O presidente do Equador, Rafael Correa, alertou que há setores da sociedade que torcem para que a América Latina e o Caribe não prosperem. Para ele, a midia equatoriana favorece esse comportamento. O presidente da Colômbia, Juan Manuel Santos, ressaltou que a consolidação da Celac marca uma nova etapa da região.
"Se jogarmos bem as cartas, realmente vamos fazer uma grande diferença no cenário mundial. Nesse sentido temos de promover e impulsionar a integração física", disse Santos, referindo-se às parcerias para as obras de construção de estradas, pontes e investimentos nas áreas fronteiriças.

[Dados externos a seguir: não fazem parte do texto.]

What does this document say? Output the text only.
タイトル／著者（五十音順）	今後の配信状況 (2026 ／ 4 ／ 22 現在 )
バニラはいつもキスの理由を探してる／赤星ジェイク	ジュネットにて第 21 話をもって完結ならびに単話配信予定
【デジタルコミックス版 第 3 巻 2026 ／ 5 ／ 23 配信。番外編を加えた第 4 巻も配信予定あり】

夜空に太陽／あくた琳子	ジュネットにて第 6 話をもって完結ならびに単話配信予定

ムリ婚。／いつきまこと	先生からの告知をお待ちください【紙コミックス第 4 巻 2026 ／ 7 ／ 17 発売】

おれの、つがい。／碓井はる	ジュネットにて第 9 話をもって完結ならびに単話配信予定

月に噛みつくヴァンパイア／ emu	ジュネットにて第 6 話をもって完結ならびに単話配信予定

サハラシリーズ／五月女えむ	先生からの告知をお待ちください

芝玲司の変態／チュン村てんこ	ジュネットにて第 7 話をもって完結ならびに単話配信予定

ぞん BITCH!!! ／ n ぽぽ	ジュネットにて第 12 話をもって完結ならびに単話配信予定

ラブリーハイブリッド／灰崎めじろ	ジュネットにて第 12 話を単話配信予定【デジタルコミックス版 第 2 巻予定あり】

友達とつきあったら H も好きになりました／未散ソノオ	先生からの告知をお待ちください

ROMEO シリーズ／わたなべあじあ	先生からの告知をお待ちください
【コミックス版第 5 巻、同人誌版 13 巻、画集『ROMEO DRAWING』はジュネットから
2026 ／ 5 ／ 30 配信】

O presidente de Cuba, Raúl Castro, destacou que a consolidação do bloco é a conquista da liberdade e de mais de dois séculos de esforços. O primeiro-ministro de San Cristobal e Névis, Denzil Douglas, disse que comunidade abre um novo capítulo que levará à "unidade, a acordos políticos, ao desenvolvimento e à integração".

O presidente da República Dominicana, Leonel Fernandez, acrescentou que com a nova arquitetura financeira do Caribe da América do Sul é “necessário enfrentar golpes de Estado” e buscar a união de forças.

Punição para golpes de Estado

Na sexta-feira, os países-membro da Celac ratificam a incorporação de uma cláusula que pune o país em que o governo for derrubado por um golpe de Estado.

No documento, ao qual a BBC Brasil teve acesso, os países preveem a expulsão imediata do país que sofrer qualquer ruptura em sua institucionalidade democrática, até que a normalidade constitucional seja novamente restabelecida.

Aos moldes da carta democrática da Organização de Estados Americanos (OEA), a cláusula é menos robusta que a declaração democrática da Unasul, que prevê sanções econômicas ou bloqueio comercial aos países cujos governos sejam provenientes de golpes de Estado.

A presidenta Dilma Rousseff participou neste sábado do encerramento da Celac. A previsão é que Dilma retorne a Brasília à tarde chegando ao Brasil por volta das 21h.